Leave it to CNN to report on ideas that have been circulating in the blogosphere for years like it’s news, and to further treat those ideas with the kind of insipid, uncritical patina that suggests that the article is the end-result of maybe two hours — tops — of online reading. Leave it to CNN to give a complex and nuanced conversation a Monday morning rush job on an otherwise “slow” news day.

This morning, CNN published an article by John Blake, who normally writes for CNN’s Belief Blog; today Blake was writing about diversity in speculative fiction.

The basic premise of his op-ed? Televised speculative fiction is awesome right now because there are people of colour doing things next to White people.

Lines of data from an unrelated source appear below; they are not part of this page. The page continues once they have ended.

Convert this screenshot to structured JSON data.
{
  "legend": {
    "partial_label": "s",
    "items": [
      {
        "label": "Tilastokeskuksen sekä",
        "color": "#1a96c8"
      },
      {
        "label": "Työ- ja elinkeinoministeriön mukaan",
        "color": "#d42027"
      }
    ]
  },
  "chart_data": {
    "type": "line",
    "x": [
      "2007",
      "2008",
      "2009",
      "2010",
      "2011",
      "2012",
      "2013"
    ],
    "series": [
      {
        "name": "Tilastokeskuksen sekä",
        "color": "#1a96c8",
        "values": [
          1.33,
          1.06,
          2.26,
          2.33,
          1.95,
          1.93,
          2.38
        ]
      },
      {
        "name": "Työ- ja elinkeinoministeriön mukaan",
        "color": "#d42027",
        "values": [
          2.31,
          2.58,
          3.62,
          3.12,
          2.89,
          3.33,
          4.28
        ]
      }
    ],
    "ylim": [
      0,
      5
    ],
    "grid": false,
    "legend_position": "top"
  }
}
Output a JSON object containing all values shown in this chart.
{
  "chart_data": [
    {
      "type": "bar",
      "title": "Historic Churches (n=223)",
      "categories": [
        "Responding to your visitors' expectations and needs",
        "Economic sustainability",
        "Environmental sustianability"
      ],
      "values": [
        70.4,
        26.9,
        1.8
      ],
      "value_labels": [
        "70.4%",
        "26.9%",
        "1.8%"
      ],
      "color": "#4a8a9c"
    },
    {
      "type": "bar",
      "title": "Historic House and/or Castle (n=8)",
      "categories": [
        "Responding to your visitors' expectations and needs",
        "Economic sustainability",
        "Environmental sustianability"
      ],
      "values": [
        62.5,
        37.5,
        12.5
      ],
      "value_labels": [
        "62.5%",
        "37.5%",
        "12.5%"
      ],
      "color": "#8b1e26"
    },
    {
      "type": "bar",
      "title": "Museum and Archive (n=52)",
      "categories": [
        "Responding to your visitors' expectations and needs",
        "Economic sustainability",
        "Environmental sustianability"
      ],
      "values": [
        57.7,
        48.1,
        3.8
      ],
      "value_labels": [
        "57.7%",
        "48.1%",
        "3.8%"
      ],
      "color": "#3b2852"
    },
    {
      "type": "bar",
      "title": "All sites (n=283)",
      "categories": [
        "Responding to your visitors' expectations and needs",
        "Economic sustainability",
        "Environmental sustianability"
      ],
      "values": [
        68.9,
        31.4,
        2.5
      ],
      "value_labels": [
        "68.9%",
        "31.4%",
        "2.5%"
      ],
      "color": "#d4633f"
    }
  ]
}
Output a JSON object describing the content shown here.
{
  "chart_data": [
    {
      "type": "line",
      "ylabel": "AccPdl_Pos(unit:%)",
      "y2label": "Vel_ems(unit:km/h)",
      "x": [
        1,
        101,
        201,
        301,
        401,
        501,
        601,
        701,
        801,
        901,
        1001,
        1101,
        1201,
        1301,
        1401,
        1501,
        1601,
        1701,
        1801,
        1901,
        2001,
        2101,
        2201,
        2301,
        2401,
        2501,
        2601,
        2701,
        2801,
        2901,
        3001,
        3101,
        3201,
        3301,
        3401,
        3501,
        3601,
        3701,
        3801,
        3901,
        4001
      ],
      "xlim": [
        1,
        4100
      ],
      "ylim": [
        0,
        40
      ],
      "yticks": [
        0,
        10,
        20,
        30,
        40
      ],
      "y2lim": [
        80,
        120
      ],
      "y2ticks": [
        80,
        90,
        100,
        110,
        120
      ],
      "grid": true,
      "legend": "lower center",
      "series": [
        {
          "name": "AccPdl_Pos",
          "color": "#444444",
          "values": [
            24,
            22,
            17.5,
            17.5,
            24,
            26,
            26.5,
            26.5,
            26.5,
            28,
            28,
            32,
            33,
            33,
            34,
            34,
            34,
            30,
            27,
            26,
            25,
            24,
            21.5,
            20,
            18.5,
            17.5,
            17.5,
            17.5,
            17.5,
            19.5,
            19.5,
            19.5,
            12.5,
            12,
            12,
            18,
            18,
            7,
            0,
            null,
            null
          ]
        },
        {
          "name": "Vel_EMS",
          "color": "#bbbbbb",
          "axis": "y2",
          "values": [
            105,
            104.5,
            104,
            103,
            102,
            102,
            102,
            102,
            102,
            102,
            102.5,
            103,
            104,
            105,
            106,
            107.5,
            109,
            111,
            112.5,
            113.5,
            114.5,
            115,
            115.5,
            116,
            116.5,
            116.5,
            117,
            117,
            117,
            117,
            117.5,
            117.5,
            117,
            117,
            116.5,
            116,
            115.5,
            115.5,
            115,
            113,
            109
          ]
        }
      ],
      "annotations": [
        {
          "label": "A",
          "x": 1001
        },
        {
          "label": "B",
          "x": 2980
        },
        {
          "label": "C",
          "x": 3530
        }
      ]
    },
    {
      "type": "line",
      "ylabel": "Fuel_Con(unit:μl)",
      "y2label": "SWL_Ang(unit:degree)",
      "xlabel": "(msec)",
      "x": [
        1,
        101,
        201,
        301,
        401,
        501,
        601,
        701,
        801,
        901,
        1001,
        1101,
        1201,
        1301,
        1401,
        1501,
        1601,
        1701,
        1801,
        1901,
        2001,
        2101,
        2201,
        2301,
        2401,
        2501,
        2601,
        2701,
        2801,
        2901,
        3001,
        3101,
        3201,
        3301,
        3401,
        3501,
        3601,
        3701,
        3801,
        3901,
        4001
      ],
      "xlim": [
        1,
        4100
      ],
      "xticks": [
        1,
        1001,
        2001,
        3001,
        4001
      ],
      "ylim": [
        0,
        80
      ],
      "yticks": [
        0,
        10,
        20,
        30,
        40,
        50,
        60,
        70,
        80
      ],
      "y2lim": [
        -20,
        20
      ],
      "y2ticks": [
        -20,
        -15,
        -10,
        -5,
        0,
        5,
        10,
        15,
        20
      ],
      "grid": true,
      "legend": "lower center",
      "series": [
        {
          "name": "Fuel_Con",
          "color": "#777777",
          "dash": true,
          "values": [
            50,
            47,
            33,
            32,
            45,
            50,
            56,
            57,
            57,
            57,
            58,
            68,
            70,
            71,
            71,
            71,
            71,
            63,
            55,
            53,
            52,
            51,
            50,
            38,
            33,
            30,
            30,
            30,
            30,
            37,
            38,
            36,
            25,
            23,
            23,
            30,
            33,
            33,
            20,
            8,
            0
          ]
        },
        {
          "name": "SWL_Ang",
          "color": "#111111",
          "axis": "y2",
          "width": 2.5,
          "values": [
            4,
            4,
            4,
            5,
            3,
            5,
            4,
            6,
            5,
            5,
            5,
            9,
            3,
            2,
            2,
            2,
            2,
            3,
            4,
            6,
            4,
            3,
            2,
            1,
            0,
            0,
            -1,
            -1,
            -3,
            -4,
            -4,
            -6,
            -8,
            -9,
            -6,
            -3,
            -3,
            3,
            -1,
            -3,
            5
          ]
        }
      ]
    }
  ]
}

If [Martin Luther] King clicked on TV today, he might shout that we’ve reached the Promised Land. A racial revolution is quietly taking place on the small screen, and zombies, witches and headless horsemen are leading the way. There’s been an explosion of multiracial casting on science-fiction, fantasy and horror shows, and the people powering this trend say it is here to stay.

Popular shows such as “The Walking Dead,” “Sleepy Hollow” and “Arrow” are giving us a sneak preview of a post-racial America that can still seem far away, fans and creators say. The most eye-popping elements are not the special effects and supernatural creatures but the multiracial casts and the casual acceptance of racial differences. These shows routinely feature actors of color in nonstereotypical roles, and interracial relationships are the norm.

Yes, according to Blake, we have arrived at King’s Promised Land: we have built a post-racial world, and it has zombies in it.